A capa do livro que reúne contos de juristas

O livro As Letras da Lei, lançamento da editora Casa da Palavra, reúne contos inéditos de figuras importantes do Direito brasileiro. Organizado pelo advogado Pierre Moreau, o livro apresenta textos dos ex-ministros da Justiça José Gregori e Miguel Reale Junior e do ex-ministro do Supremo Tribunal Federal Eros Grau, cujo conto está, na íntegra, abaixo:

O ombro de A.

Três palmos nos afastavam. Havia apenas o infinito entre nós. Não somente três palmos pela frente, na mesa que ela ocupava. Uns quatro lateralmente. Eu na mesa ao lado. Absolutamente por acaso. Mas estivemos juntos por um instante. Como se fosse para sempre.

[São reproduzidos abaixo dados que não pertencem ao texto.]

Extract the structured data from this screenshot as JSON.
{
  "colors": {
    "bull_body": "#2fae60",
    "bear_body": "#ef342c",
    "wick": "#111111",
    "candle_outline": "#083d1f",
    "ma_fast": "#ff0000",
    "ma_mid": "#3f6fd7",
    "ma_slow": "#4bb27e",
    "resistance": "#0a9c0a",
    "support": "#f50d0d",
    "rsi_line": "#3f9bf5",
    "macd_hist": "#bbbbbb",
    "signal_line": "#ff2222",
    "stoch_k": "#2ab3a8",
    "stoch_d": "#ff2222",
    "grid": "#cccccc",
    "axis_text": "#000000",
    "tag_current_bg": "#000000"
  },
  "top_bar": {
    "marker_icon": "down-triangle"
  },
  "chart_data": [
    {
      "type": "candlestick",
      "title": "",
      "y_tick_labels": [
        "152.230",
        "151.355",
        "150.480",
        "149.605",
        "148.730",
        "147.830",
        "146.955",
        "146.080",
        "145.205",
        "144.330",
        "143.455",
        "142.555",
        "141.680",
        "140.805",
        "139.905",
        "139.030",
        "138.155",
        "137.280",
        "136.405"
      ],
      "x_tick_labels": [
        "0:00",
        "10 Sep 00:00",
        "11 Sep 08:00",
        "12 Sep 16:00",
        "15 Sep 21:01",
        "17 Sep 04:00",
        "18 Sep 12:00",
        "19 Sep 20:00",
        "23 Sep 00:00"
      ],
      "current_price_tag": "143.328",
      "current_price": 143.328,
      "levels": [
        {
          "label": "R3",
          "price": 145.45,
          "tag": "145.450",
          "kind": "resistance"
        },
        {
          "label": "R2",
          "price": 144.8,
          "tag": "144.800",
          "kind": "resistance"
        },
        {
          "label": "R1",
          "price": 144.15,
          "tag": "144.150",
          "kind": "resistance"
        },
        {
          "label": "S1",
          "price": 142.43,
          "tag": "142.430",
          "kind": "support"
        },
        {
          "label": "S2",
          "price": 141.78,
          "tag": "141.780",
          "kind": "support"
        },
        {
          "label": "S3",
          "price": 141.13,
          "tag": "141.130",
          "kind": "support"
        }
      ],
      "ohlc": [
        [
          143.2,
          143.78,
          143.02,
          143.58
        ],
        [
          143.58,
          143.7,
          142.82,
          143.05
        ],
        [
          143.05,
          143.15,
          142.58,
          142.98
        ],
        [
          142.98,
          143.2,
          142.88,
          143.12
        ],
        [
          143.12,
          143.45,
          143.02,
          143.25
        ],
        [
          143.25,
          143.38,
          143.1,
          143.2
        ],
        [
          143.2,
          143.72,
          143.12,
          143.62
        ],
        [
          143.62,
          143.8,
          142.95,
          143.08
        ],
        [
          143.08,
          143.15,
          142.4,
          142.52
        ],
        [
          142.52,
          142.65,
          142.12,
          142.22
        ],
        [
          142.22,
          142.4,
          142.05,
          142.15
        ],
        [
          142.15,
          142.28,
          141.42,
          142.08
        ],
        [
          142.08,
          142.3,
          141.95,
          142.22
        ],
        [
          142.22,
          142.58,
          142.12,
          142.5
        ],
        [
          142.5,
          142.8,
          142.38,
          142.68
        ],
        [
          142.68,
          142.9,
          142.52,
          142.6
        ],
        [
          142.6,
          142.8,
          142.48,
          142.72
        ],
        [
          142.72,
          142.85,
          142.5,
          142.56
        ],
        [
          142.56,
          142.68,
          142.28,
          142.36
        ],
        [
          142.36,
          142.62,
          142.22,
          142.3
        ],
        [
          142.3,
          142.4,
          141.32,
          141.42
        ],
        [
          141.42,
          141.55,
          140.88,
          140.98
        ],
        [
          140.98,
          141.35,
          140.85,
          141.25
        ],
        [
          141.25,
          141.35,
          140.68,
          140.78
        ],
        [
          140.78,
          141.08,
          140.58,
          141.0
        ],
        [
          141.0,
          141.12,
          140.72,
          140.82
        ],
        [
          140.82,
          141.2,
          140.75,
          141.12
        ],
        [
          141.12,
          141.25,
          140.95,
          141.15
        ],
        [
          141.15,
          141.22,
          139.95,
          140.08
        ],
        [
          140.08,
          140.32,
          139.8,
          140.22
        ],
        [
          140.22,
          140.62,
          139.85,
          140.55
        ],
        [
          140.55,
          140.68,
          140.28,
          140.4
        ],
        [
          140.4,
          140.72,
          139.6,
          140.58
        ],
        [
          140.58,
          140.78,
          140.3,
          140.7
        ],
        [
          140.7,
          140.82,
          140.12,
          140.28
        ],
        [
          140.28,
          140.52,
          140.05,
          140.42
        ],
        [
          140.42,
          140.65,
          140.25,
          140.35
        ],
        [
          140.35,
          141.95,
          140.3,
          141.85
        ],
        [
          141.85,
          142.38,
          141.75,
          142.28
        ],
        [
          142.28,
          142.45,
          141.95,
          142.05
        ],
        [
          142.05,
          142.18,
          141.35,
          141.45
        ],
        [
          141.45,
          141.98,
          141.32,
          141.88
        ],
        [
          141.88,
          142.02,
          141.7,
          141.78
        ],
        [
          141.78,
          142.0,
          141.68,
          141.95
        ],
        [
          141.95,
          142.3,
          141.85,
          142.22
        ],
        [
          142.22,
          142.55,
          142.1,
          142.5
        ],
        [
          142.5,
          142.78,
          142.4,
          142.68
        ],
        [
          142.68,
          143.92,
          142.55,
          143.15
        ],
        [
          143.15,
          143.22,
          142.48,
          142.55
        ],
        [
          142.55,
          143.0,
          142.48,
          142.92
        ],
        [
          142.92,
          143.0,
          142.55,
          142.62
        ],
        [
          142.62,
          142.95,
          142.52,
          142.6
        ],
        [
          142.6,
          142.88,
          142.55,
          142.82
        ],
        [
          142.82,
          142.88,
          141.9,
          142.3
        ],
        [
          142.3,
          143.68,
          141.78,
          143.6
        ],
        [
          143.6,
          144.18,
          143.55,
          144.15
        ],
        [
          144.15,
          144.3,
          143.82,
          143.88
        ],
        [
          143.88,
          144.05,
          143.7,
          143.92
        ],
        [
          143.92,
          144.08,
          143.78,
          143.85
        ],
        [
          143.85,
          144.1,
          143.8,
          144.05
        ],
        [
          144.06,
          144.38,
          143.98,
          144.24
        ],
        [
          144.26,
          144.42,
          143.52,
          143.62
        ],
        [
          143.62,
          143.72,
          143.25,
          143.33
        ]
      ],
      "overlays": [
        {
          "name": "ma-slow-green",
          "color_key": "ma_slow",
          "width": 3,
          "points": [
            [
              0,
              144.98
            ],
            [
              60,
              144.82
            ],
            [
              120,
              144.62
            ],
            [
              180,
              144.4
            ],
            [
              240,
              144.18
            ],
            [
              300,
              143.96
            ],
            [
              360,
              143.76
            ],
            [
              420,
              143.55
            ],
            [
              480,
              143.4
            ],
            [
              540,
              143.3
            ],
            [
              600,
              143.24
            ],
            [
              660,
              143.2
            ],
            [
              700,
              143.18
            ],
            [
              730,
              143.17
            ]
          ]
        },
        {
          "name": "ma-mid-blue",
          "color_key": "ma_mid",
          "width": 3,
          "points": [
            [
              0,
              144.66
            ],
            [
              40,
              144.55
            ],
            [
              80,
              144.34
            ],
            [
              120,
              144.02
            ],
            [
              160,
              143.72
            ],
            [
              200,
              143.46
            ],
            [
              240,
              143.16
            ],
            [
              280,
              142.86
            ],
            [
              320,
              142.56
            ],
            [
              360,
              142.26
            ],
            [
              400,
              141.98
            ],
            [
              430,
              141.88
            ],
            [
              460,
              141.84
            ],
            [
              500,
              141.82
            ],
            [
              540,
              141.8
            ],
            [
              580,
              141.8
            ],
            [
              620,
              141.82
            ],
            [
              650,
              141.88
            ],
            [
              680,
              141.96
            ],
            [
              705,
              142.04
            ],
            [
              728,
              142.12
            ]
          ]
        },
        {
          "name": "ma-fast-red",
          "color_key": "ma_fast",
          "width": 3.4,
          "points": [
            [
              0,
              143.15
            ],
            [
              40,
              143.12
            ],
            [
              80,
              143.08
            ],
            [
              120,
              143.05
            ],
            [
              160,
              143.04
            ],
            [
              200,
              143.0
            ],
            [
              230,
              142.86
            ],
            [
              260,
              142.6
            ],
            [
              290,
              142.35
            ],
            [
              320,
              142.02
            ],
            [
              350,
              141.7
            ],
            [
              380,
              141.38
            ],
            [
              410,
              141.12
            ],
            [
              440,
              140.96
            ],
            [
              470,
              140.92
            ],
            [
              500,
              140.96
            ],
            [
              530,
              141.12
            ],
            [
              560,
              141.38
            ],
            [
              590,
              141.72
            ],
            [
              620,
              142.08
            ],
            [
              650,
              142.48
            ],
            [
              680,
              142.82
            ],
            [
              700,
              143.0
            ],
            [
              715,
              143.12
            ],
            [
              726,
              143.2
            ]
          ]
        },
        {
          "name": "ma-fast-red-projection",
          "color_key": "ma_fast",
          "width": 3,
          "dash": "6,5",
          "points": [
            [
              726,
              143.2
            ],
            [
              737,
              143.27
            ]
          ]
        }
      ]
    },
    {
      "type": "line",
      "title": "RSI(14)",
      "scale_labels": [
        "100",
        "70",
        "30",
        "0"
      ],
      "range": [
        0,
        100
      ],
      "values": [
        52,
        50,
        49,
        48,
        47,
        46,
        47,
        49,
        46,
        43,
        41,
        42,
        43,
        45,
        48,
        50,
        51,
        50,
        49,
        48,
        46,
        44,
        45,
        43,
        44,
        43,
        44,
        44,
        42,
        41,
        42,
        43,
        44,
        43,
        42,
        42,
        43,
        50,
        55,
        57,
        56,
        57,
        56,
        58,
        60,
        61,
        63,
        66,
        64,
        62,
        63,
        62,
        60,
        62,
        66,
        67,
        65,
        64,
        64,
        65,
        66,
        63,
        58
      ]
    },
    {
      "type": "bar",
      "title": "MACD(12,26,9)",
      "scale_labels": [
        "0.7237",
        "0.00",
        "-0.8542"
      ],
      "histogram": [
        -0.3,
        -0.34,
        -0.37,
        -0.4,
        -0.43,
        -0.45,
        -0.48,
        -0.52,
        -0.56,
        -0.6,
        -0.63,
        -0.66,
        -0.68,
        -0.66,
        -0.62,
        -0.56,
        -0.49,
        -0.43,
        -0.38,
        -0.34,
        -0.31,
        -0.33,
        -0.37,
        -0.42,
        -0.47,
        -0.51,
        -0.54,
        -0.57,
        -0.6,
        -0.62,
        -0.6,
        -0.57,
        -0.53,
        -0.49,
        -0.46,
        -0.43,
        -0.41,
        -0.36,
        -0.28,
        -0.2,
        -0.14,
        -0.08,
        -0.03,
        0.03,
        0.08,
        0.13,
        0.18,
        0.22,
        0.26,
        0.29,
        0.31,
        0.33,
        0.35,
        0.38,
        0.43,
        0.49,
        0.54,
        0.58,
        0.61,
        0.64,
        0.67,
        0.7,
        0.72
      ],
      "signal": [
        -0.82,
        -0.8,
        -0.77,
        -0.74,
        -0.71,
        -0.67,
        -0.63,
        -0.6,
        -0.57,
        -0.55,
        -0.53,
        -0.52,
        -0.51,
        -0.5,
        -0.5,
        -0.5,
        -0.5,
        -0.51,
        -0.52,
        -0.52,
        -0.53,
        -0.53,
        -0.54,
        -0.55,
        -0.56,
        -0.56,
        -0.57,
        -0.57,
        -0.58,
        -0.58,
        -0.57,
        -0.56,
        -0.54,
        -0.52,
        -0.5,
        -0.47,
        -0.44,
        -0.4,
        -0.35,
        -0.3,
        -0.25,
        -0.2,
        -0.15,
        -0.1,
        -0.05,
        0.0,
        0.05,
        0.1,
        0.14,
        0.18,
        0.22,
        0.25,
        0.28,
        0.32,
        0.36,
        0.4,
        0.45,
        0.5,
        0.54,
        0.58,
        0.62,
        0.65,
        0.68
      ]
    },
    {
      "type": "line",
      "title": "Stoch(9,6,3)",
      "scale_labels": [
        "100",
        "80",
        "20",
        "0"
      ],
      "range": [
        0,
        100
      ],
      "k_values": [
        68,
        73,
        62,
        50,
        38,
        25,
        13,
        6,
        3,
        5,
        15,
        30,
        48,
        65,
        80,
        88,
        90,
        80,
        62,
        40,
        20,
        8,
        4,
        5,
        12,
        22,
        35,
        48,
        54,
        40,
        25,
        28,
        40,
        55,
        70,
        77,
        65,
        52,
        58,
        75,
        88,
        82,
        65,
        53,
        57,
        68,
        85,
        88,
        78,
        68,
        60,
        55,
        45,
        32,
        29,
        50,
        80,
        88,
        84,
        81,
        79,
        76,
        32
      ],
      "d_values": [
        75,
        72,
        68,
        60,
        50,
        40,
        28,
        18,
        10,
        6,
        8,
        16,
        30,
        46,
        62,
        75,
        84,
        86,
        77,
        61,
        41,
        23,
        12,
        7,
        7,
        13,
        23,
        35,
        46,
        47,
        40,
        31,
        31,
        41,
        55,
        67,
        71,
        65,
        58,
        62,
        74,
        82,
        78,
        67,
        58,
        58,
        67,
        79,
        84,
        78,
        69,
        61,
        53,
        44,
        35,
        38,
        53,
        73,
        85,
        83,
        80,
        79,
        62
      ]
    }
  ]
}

Usava uma blusa decote canoa, dois ou três dedos abaixo do pescoço, de modo que apenas os seus ombros, um de cada vez, jamais os dois, eu os podia ver. No espaço de mínimos segundos, por conta de um breve gesto seu, a blusa escorregou e vi-lhe o ombro direito e a alça do sutiã. Naquele ponto do ombro próprio ao repouso das alças dos sutiãs. Nossos olhos se encontraram, ela se aprumou, percebi que enrubescia. Não mais do que alguns segundos de nudez e o infinito entre nós. Naquele instante, assim, vi seu ombro nu, que ela não cuidou de esconder senão por conta da alça do sutiã. Naquele instante fomos delicadamente amorosos. Em nosso silêncio declaramo-nos apaixonados um pelo outro. Sonhamos ficar juntos. Estivemos em comunicação com a ternura.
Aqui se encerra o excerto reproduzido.